A coalition of Democratic lawmakers in the US House of Representatives has pressed the Securities and Exchange Commission (SEC) to explain how it is regulating artificial intelligence (AI) tools that provide investment advice and execute trades on behalf of retail investors. Their inquiry highlights growing unease about the oversight of AI-powered trading agents that operate largely beyond traditional securities regulation frameworks.
In a letter addressed to SEC Chair Paul Atkins, lawmakers warned that AI trading platforms pose significant questions regarding investor protection, broker-dealer responsibilities, and the accountability of developers behind these technologies. The letter pointed out that while current use of agentic trading may be limited, there is potential for expansion into a wider array of financial products, such as options, cryptocurrencies, event contracts, and futures, which could amplify regulatory challenges.
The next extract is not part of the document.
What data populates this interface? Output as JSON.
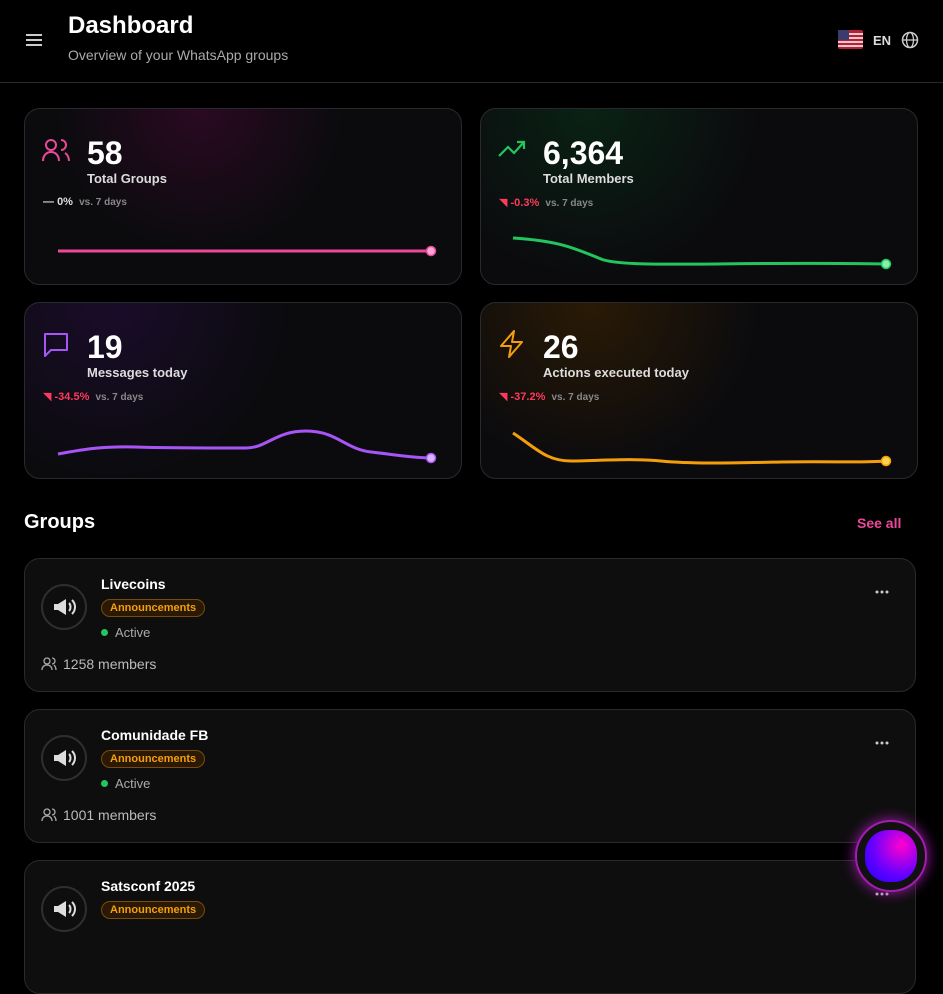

AI trading advisors have surged in popularity among cryptocurrency users seeking a competitive advantage in a market that never sleeps. This innovation has extended to the traditional equity market, where retail traders increasingly rely on AI-generated strategies. Coinbase recently introduced its own AI trading assistant, integrated into its application, which the company promotes as a registered financial advisor under both the SEC and Commodity Futures Trading Commission (CFTC) oversight.
Despite the rising use of these AI agents, the lawmakers highlighted troubling gaps in regulatory coverage, noting that these tools often operate without clear supervision or accountability. Disclosures accompanying such platforms typically state that brokers cannot guarantee the suitability or accuracy of AI-generated recommendations and lack the capacity to control, monitor, or audit the AI advisors effectively.
These disclaimers, according to the letter, create regulatory ambiguity and raise urgent concerns about who holds legal responsibility among brokers, AI developers, and investors if AI advice results in financial harm. The legislators sought explicit answers from the SEC on key issues, including what analytical and protective measures the agency has implemented, criteria for AI agent registration, and the extent of SEC consultations with trading platforms deploying AI technologies.
The lawmakers further asked whether the SEC currently possesses the necessary authority to manage risks posed by AI agents or if new congressional legislation is needed. The letter was led by Bill Foster and Brad Sherman, the top Democrats on Congressional subcommittees overseeing financial institutions and capital markets, and was co-signed by Representatives Stephen Lynch, Jim Himes, Sean Casten, Rashida Tlaib, Brittany Pettersen, and Sylvia Garcia.